Topless women at pools who were asked to vacate the premises demanded a full refund. Meanwhile, Inger Grotteblad of the leisure complex in Uppsala told the local newspaper that women are not permitted to bathe topless there. "Swimming pools generally require men to wear swimming trunks and women to wear either bikinis or one-piece swimsuits" she said. However, due to continuous pressure by the feminists from the Bara Bröst network, in 2009 the Malmö Sports and Recreation Committee in their final decision voted against a motion requiring women to wear "a top piece" with a two-piece swimsuit. The city officials considered a vote to be necessary; its results were unanimous. As a result, there is no requirement for women to cover their breasts at the city’s indoor pools at Lindängen, Oxievångsbadet and Aq-va-kul (pictured) if no one complains (including families with children). Bengt Forsberg, chair of the Sports and Recreation Committee said in an interview: "We don't define what bathing suits men should wear so it doesn't make much sense to do it for women. Also, it's not unusual for men to have large breasts that resemble women's breasts."

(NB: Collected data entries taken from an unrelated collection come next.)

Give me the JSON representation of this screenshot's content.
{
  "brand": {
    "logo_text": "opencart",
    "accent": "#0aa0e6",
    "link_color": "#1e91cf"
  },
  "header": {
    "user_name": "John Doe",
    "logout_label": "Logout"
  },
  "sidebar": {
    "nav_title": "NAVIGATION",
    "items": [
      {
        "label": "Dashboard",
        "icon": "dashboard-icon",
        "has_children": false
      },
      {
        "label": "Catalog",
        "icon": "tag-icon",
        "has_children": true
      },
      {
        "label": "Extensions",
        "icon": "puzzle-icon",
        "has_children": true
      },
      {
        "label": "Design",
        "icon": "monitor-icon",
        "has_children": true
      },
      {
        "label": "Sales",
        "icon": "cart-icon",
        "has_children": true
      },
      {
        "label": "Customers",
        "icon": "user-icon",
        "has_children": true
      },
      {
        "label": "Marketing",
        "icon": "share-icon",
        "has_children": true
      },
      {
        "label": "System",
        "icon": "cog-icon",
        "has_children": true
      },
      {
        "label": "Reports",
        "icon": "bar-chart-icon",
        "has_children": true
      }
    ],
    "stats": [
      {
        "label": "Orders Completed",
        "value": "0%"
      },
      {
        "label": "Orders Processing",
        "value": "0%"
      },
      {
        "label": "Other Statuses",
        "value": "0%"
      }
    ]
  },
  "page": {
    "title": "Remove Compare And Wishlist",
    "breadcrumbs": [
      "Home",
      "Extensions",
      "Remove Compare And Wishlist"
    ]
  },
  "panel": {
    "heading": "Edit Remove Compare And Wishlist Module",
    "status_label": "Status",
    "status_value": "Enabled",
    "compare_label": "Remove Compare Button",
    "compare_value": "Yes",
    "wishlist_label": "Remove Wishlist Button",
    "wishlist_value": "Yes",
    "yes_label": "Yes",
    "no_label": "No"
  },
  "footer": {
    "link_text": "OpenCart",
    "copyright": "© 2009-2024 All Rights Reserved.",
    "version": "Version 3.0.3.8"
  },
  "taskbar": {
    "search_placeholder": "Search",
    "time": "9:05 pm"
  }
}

Notably, the new ruling by the city administration at Malmö did not result in any significant difference in the way female swimmers and sunbathers behaved that year at local pools, either indoors or outdoors. Zakrea El-Falou of the swimming pool in the centre of the city said: "My colleagues and I have not seen any women who have made use of the possibility to swim topless – not while we have been on duty anyway." Robert Nilsson, a city staffer at an open-air pool, noticed the same thing: "I haven't seen a single woman bathing topless during any of my shifts", he said.